Mexico and Pakistan are at risk of a "rapid and sudden collapse," according to a recent report from the U.S. Joint Forces Command.
The assessment comes as President-elect Barack Obama prepares to tackle international challenges including the conflict in Gaza, the wars in Iraq and Afghanistan and tensions between India and Pakistan.
"In terms of worst-case scenarios for the Joint Force and indeed the world, two large and important states bear consideration for a rapid and sudden collapse: Pakistan and Mexico," the report says.

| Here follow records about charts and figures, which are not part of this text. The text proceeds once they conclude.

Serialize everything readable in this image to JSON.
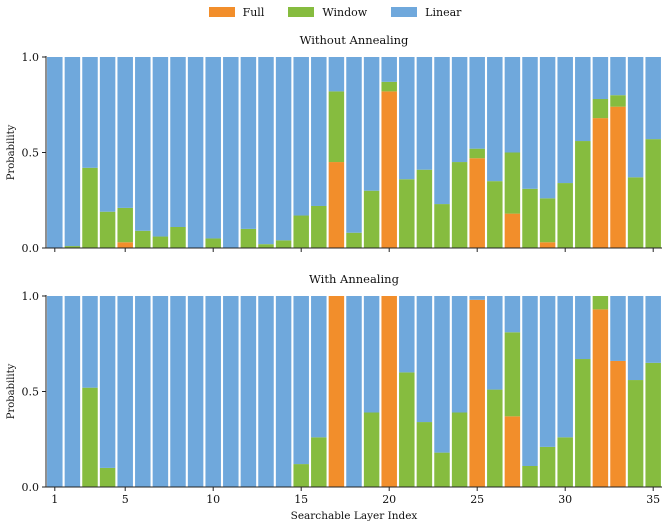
{
  "chart_data": {
    "type": "bar",
    "stacked": true,
    "legend_placement": "top-center",
    "legend": [
      "Full",
      "Window",
      "Linear"
    ],
    "colors": {
      "Full": "#f28e2b",
      "Window": "#86bc3f",
      "Linear": "#6fa8dc"
    },
    "xlabel": "Searchable Layer Index",
    "x_ticks": [
      "1",
      "5",
      "10",
      "15",
      "20",
      "25",
      "30",
      "35"
    ],
    "x": [
      1,
      2,
      3,
      4,
      5,
      6,
      7,
      8,
      9,
      10,
      11,
      12,
      13,
      14,
      15,
      16,
      17,
      18,
      19,
      20,
      21,
      22,
      23,
      24,
      25,
      26,
      27,
      28,
      29,
      30,
      31,
      32,
      33,
      34,
      35
    ],
    "panels": [
      {
        "title": "Without Annealing",
        "ylabel": "Probability",
        "ylim": [
          0,
          1
        ],
        "yticks": [
          "0.0",
          "0.5",
          "1.0"
        ],
        "series": [
          {
            "name": "Full",
            "values": [
              0,
              0,
              0,
              0,
              0.03,
              0,
              0,
              0,
              0,
              0,
              0,
              0,
              0,
              0,
              0,
              0,
              0.45,
              0,
              0,
              0.82,
              0,
              0,
              0,
              0,
              0.47,
              0,
              0.18,
              0,
              0.03,
              0,
              0,
              0.68,
              0.74,
              0,
              0
            ]
          },
          {
            "name": "Window",
            "values": [
              0,
              0.01,
              0.42,
              0.19,
              0.18,
              0.09,
              0.06,
              0.11,
              0,
              0.05,
              0,
              0.1,
              0.02,
              0.04,
              0.17,
              0.22,
              0.37,
              0.08,
              0.3,
              0.05,
              0.36,
              0.41,
              0.23,
              0.45,
              0.05,
              0.35,
              0.32,
              0.31,
              0.23,
              0.34,
              0.56,
              0.1,
              0.06,
              0.37,
              0.57
            ]
          },
          {
            "name": "Linear",
            "values": [
              1,
              0.99,
              0.58,
              0.81,
              0.79,
              0.91,
              0.94,
              0.89,
              1,
              0.95,
              1,
              0.9,
              0.98,
              0.96,
              0.83,
              0.78,
              0.18,
              0.92,
              0.7,
              0.13,
              0.64,
              0.59,
              0.77,
              0.55,
              0.48,
              0.65,
              0.5,
              0.69,
              0.74,
              0.66,
              0.44,
              0.22,
              0.2,
              0.63,
              0.43
            ]
          }
        ]
      },
      {
        "title": "With Annealing",
        "ylabel": "Probability",
        "ylim": [
          0,
          1
        ],
        "yticks": [
          "0.0",
          "0.5",
          "1.0"
        ],
        "series": [
          {
            "name": "Full",
            "values": [
              0,
              0,
              0,
              0,
              0,
              0,
              0,
              0,
              0,
              0,
              0,
              0,
              0,
              0,
              0,
              0,
              1.0,
              0,
              0,
              1.0,
              0,
              0,
              0,
              0,
              0.98,
              0,
              0.37,
              0,
              0,
              0,
              0,
              0.93,
              0.66,
              0,
              0
            ]
          },
          {
            "name": "Window",
            "values": [
              0,
              0,
              0.52,
              0.1,
              0,
              0,
              0,
              0,
              0,
              0,
              0,
              0,
              0,
              0,
              0.12,
              0.26,
              0,
              0,
              0.39,
              0,
              0.6,
              0.34,
              0.18,
              0.39,
              0,
              0.51,
              0.44,
              0.11,
              0.21,
              0.26,
              0.67,
              0.07,
              0,
              0.56,
              0.65
            ]
          },
          {
            "name": "Linear",
            "values": [
              1,
              1,
              0.48,
              0.9,
              1,
              1,
              1,
              1,
              1,
              1,
              1,
              1,
              1,
              1,
              0.88,
              0.74,
              0,
              1,
              0.61,
              0,
              0.4,
              0.66,
              0.82,
              0.61,
              0.02,
              0.49,
              0.19,
              0.89,
              0.79,
              0.74,
              0.33,
              0,
              0.34,
              0.44,
              0.35
            ]
          }
        ]
      }
    ]
  }
}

A spokeswoman for the U.S. Joint Forces Command said the latest assessment was likely written before the Mumbai attacks which further inflamed tensions in South Asia.
The Joint Operating Environment report, meant to examine worldwide security trends, says Pakistan, in the event of such a rapid collapse, would be susceptible to a "violent and bloody civil and sectarian war" made more dangerous by concerns over the country's nuclear arsenal.
The report says that "perfect storm of uncertainty" by itself might require U.S. engagement.
The report says a collapse in Mexico seems less likely, but noted that the government infrastructure is "under sustained assault and pressure" from drug cartels and gangs. A collapse within the United States' southern neighbor would also "demand an American response based on the serious implications for homeland security alone."
Obama met earlier this week with Mexican President Felipe Calderon.
Joint Forces spokeswoman Kathleen Jabs told FOXNews.com the purpose of the assessment is not necessarily to predict future crises with 100 percent certainty, but to start a dialogue among world leaders by "looking at the trends."